Researchers from Integrated Graphene and the University of West Scotland have recently developed new sensors that take advantage of graphene foam as its electrical properties change under mechanical stress. It also has piezoresistive properties that modify the sensor resistance under mechanical pressure.
The traditional pressure sensors used in the robots can detect the level or the magnitude of the stress applied on them. However, they cannot detect whether the object is slipping or the texture of the object. The inorganic movement makes it difficult for the robots to move or run freely. The human body can feel objects that are as small as 13nm, whereas, this is not possible yet with the robots.
One of the other major cons with the existing sensor is that it cannot control the pressure applied when touching an object. The sensors are unable to generate the accurate amount of pressure required for the task or the object it touches. To overcome all these issues, the researchers have developed the new graphene foam sensors.

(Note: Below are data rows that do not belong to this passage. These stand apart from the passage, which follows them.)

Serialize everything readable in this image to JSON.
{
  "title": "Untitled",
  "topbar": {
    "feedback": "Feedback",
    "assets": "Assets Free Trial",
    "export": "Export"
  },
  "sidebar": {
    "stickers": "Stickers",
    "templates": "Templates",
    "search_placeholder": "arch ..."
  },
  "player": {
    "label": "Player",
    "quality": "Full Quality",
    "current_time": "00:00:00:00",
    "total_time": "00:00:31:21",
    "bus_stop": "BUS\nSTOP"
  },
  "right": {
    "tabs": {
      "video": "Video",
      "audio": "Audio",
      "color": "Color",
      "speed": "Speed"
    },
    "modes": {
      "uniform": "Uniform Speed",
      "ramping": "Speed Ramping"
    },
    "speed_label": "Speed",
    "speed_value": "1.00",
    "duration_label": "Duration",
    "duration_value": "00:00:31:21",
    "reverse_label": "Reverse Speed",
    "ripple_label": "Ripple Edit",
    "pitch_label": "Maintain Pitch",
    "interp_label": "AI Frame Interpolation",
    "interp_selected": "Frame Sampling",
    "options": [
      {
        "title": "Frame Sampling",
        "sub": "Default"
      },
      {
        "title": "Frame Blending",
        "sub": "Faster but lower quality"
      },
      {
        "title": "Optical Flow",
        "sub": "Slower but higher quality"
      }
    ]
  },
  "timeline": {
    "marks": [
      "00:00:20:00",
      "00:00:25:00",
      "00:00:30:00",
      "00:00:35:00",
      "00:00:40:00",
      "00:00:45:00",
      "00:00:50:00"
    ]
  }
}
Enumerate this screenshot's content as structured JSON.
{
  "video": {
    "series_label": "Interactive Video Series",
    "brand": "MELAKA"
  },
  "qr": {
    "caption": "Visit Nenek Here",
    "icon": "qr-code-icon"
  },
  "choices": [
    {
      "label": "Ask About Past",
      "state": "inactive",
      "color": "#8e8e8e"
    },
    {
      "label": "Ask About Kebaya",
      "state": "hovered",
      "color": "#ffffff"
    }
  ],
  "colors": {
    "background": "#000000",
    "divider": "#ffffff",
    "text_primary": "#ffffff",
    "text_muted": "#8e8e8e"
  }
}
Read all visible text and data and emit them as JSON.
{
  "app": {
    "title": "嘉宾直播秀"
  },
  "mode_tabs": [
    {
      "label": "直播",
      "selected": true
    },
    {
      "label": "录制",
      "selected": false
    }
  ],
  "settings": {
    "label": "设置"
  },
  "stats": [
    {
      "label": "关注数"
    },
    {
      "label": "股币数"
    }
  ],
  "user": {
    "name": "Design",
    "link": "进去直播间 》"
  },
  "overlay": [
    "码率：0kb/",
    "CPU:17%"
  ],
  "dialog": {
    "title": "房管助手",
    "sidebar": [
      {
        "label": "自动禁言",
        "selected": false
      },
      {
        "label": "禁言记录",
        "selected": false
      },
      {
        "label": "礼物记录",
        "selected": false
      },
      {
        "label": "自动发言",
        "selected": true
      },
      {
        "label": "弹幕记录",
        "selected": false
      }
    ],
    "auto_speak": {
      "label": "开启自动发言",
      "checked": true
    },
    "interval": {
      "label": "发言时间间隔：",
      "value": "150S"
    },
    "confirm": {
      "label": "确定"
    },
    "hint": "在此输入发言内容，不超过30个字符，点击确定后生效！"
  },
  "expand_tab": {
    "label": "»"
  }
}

These graphene sensors will be utilized on the fingertips of the robotic systems used in prosthetics. These sensors are believed to make the difference and allow better finger control. The researchers also believe that these foams can be used in energy storage technologies with electrolytic compounds for their conductive nature.
These new foam sensors have enabled new opportunities for prosthetics. The enhanced sense of touch helps with taking the prosthetics to the next level. The pressure sensors connected to the fingertips can provide both the sensation of touch and also the ability and accuracy to control the amount of pressure generated. However, these sensors do require the right AI software for any pressure related task.